Meme kanseri kadınlar arasında en sık görülen kanser olup, birçok hasta hayat kalitesini de olumsuz yönde etkileyen uyku bozukluklarından yakınmaktadır. Bu çalışmada aktif kemoterapi alan ve remisyon da olan meme kanserli hastaların uyku problemlerini ve bunun yaşam kalitesi üzerine olan etkilerini sağlıklı popülasyon ile karşılaştırarak değerlendirilmesi amaçlanmıştır.

Gereç ve Yöntem

Çalışma çok merkezli, kesitsel bir anket çalışması olarak planlanmıştır. Hastalara 4 farklı anket formu uygulanmıştır: sosyodemografik özellikler anketi, Pittsburgh uyku kalitesi indeksi (PSQI), hastane anksiyete ve depresyon ölçeği ve Kanserin Tedavisi ve Araştırması için Avrupa Örgütü temel yaşam kalitesi anketi (QLQ-C30).

Bulgular

Çalışmaya 164 katılımcı dahil edildi. Ortalama yaş 42,0±11,7 idi ve ortanca PSQI skoru tüm katılımcılar için 6 (3-9) idi. Ortanca PSQI skoru, kanser hastalarında kontrol grubu ile karşılaştırıldığında daha yüksek olarak bulundu ve sırasıyla 6 (4-9) ve 4 (3-7) idi (p=0,004). Tüm katılımcılar için ortanca depresyon skoru 5 (2-7) puan olarak bulundu.
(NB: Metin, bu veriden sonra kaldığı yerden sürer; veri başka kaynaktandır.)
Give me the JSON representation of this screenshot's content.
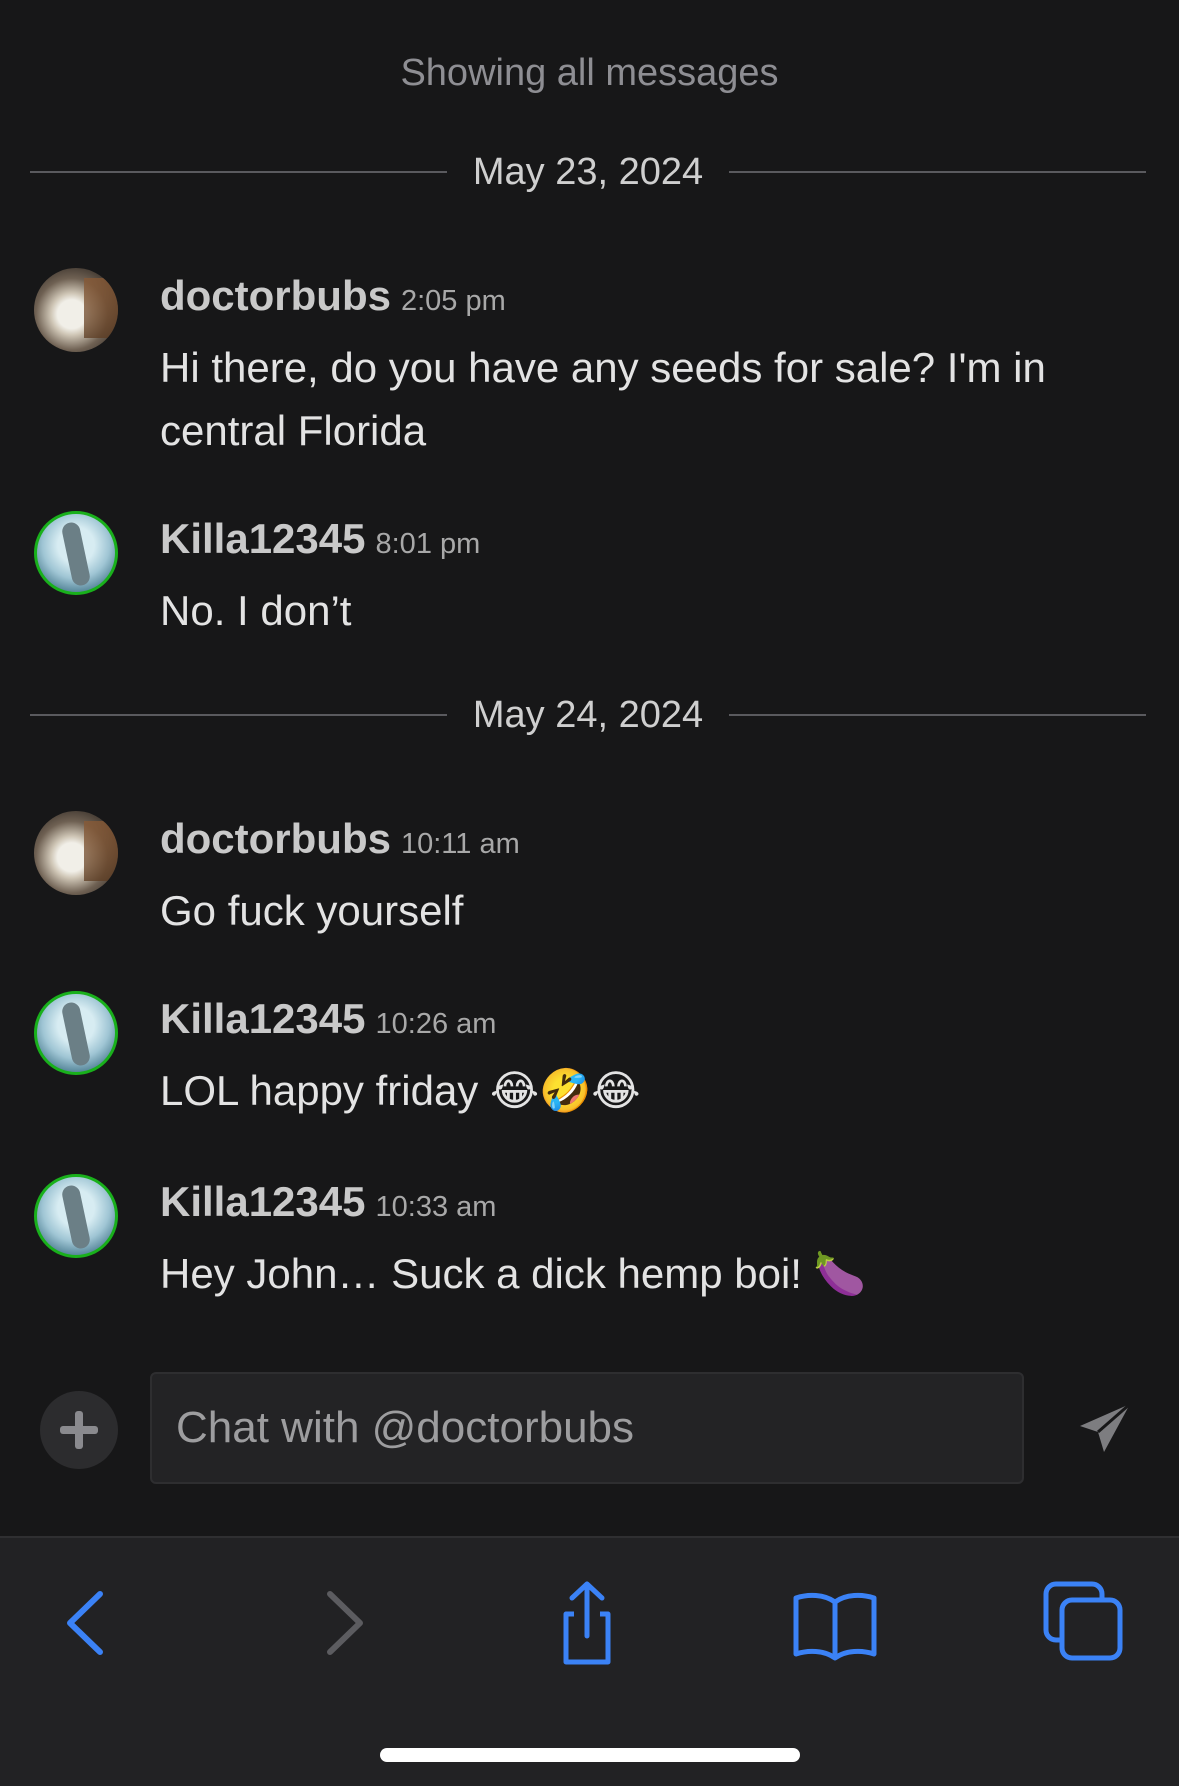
{
  "header": {
    "status_text": "Showing all messages"
  },
  "dates": [
    {
      "label": "May 23, 2024"
    },
    {
      "label": "May 24, 2024"
    }
  ],
  "messages": [
    {
      "user": "doctorbubs",
      "time": "2:05 pm",
      "text": "Hi there, do you have any seeds for sale? I'm in central Florida",
      "avatar": "dog-avatar"
    },
    {
      "user": "Killa12345",
      "time": "8:01 pm",
      "text": "No. I don’t",
      "avatar": "dolphin-avatar"
    },
    {
      "user": "doctorbubs",
      "time": "10:11 am",
      "text": "Go fuck yourself",
      "avatar": "dog-avatar"
    },
    {
      "user": "Killa12345",
      "time": "10:26 am",
      "text": "LOL happy friday 😂🤣😂",
      "avatar": "dolphin-avatar"
    },
    {
      "user": "Killa12345",
      "time": "10:33 am",
      "text": "Hey John… Suck a dick hemp boi! 🍆",
      "avatar": "dolphin-avatar"
    }
  ],
  "composer": {
    "placeholder": "Chat with @doctorbubs",
    "add_icon": "plus-icon",
    "send_icon": "paper-plane-icon"
  },
  "browser_toolbar": {
    "icons": [
      "back-icon",
      "forward-icon",
      "share-icon",
      "bookmarks-icon",
      "tabs-icon"
    ],
    "accent_color": "#3b82f6",
    "disabled_color": "#5c5c60"
  },
  "colors": {
    "background": "#171718",
    "online_ring": "#19b01b"
  }
}
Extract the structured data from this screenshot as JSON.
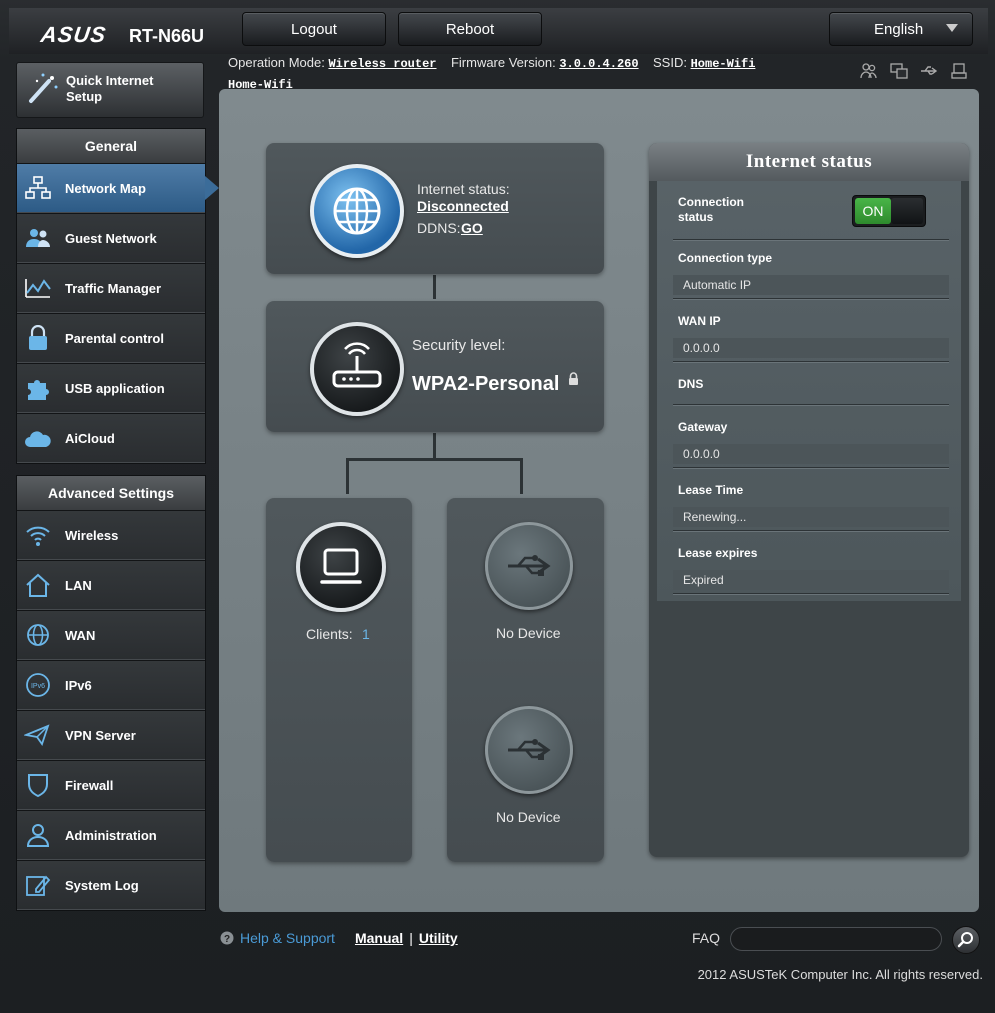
{
  "header": {
    "brand": "ASUS",
    "model": "RT-N66U",
    "logout_label": "Logout",
    "reboot_label": "Reboot",
    "language": "English"
  },
  "infobar": {
    "op_mode_label": "Operation Mode:",
    "op_mode_value": "Wireless router",
    "firmware_label": "Firmware Version:",
    "firmware_value": "3.0.0.4.260",
    "ssid_label": "SSID:",
    "ssid_value_1": "Home-Wifi",
    "ssid_value_2": "Home-Wifi"
  },
  "sidebar": {
    "quick_setup_line1": "Quick Internet",
    "quick_setup_line2": "Setup",
    "general_title": "General",
    "general_items": [
      {
        "label": "Network Map",
        "icon": "network-map-icon"
      },
      {
        "label": "Guest Network",
        "icon": "guest-network-icon"
      },
      {
        "label": "Traffic Manager",
        "icon": "traffic-manager-icon"
      },
      {
        "label": "Parental control",
        "icon": "lock-icon"
      },
      {
        "label": "USB application",
        "icon": "puzzle-icon"
      },
      {
        "label": "AiCloud",
        "icon": "cloud-icon"
      }
    ],
    "advanced_title": "Advanced Settings",
    "advanced_items": [
      {
        "label": "Wireless",
        "icon": "wifi-icon"
      },
      {
        "label": "LAN",
        "icon": "home-icon"
      },
      {
        "label": "WAN",
        "icon": "globe-icon"
      },
      {
        "label": "IPv6",
        "icon": "ipv6-icon"
      },
      {
        "label": "VPN Server",
        "icon": "vpn-icon"
      },
      {
        "label": "Firewall",
        "icon": "shield-icon"
      },
      {
        "label": "Administration",
        "icon": "user-icon"
      },
      {
        "label": "System Log",
        "icon": "edit-icon"
      }
    ]
  },
  "map": {
    "internet_status_label": "Internet status:",
    "internet_status_value": "Disconnected",
    "ddns_label": "DDNS:",
    "ddns_value": "GO",
    "security_label": "Security level:",
    "security_value": "WPA2-Personal",
    "clients_label": "Clients:",
    "clients_count": "1",
    "usb1_label": "No Device",
    "usb2_label": "No Device"
  },
  "status": {
    "title": "Internet status",
    "connection_status_line1": "Connection",
    "connection_status_line2": "status",
    "toggle_label": "ON",
    "connection_type_label": "Connection type",
    "connection_type_value": "Automatic IP",
    "wan_ip_label": "WAN IP",
    "wan_ip_value": "0.0.0.0",
    "dns_label": "DNS",
    "gateway_label": "Gateway",
    "gateway_value": "0.0.0.0",
    "lease_time_label": "Lease Time",
    "lease_time_value": "Renewing...",
    "lease_expires_label": "Lease expires",
    "lease_expires_value": "Expired"
  },
  "footer": {
    "help_label": "Help & Support",
    "manual_label": "Manual",
    "separator": "|",
    "utility_label": "Utility",
    "faq_label": "FAQ",
    "copyright": "2012 ASUSTeK Computer Inc. All rights reserved."
  },
  "colors": {
    "accent_blue": "#3b6c99",
    "toggle_green": "#3ca23b",
    "help_blue": "#4a9bd6"
  }
}
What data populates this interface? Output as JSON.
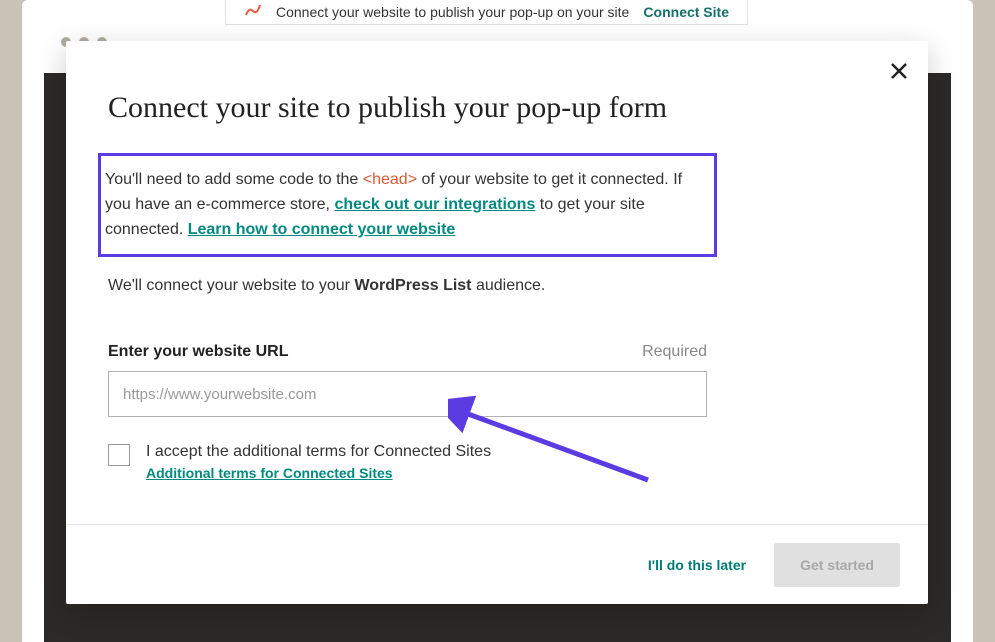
{
  "notice": {
    "text": "Connect your website to publish your pop-up on your site",
    "action": "Connect Site"
  },
  "modal": {
    "title": "Connect your site to publish your pop-up form",
    "desc_part1": "You'll need to add some code to the ",
    "desc_code": "<head>",
    "desc_part2": " of your website to get it connected. If you have an e-commerce store, ",
    "desc_link1": "check out our integrations",
    "desc_part3": " to get your site connected. ",
    "desc_link2": "Learn how to connect your website",
    "audience_prefix": "We'll connect your website to your ",
    "audience_name": "WordPress List",
    "audience_suffix": " audience.",
    "url_label": "Enter your website URL",
    "required": "Required",
    "url_placeholder": "https://www.yourwebsite.com",
    "checkbox_label": "I accept the additional terms for Connected Sites",
    "terms_link": "Additional terms for Connected Sites",
    "later_button": "I'll do this later",
    "get_started": "Get started"
  }
}
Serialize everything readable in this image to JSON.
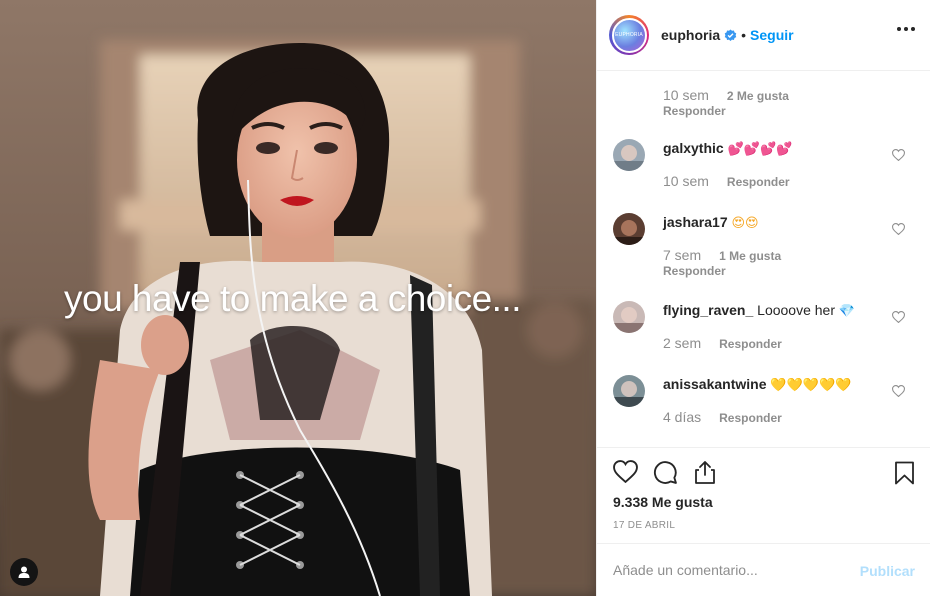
{
  "media": {
    "overlay_text": "you have to make a choice..."
  },
  "header": {
    "username": "euphoria",
    "avatar_text": "EUPHORIA",
    "separator": "•",
    "follow_label": "Seguir"
  },
  "comments": {
    "reply_block": {
      "time": "10 sem",
      "likes": "2 Me gusta",
      "reply": "Responder"
    },
    "items": [
      {
        "user": "galxythic",
        "text": "",
        "emoji": "💕💕💕💕",
        "time": "10 sem",
        "likes": "",
        "reply": "Responder"
      },
      {
        "user": "jashara17",
        "text": "",
        "emoji": "😍😍",
        "time": "7 sem",
        "likes": "1 Me gusta",
        "reply": "Responder"
      },
      {
        "user": "flying_raven_",
        "text": "Loooove her",
        "emoji": "💎",
        "time": "2 sem",
        "likes": "",
        "reply": "Responder"
      },
      {
        "user": "anissakantwine",
        "text": "",
        "emoji": "💛💛💛💛💛",
        "time": "4 días",
        "likes": "",
        "reply": "Responder"
      }
    ]
  },
  "footer": {
    "likes": "9.338 Me gusta",
    "date": "17 DE ABRIL",
    "comment_placeholder": "Añade un comentario...",
    "publish_label": "Publicar"
  },
  "colors": {
    "link_blue": "#0095f6",
    "publish_disabled": "#b2dffc",
    "muted": "#8e8e8e",
    "text": "#262626",
    "emoji_pink": "#f0609a",
    "emoji_yellow": "#f5c73a"
  },
  "icons": [
    "verified-badge-icon",
    "more-options-icon",
    "heart-icon",
    "comment-icon",
    "share-icon",
    "bookmark-icon",
    "user-tag-icon"
  ]
}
Ortanca depresyon skoru, kanser hastalarında ve sağlıklı kontrol grubunda sırasıyla 5 (3-8) ve 4 (2-6) olarak bulundu (p=0,025). Kanser tanısına sahip olmak, sağlıklı kişiler ile karşılaştırıldığında; kötü uyku kalitesi için bağımsız bir risk faktörü bulundu (odds oranı: 2,568, güven aralığı %95: 1,169-5,645, p=0,019).

Sonuç

Meme kanserli hastalarda kötü uyku kalitesi, depresyon ve hayat kalitesi arasında yakın bir ilişki mevcuttur. Daha iyi bir yaşam kalitesi sağlamak, depresyondan korunmak için meme kanserleri hastaların kemoterapi süresinde ya da remisyonda olmalarına bakılmaksızın uyku kalitelerinin çok iyi değerlendirilmesi ve yakın takip edilmesi oldukça önemlidir.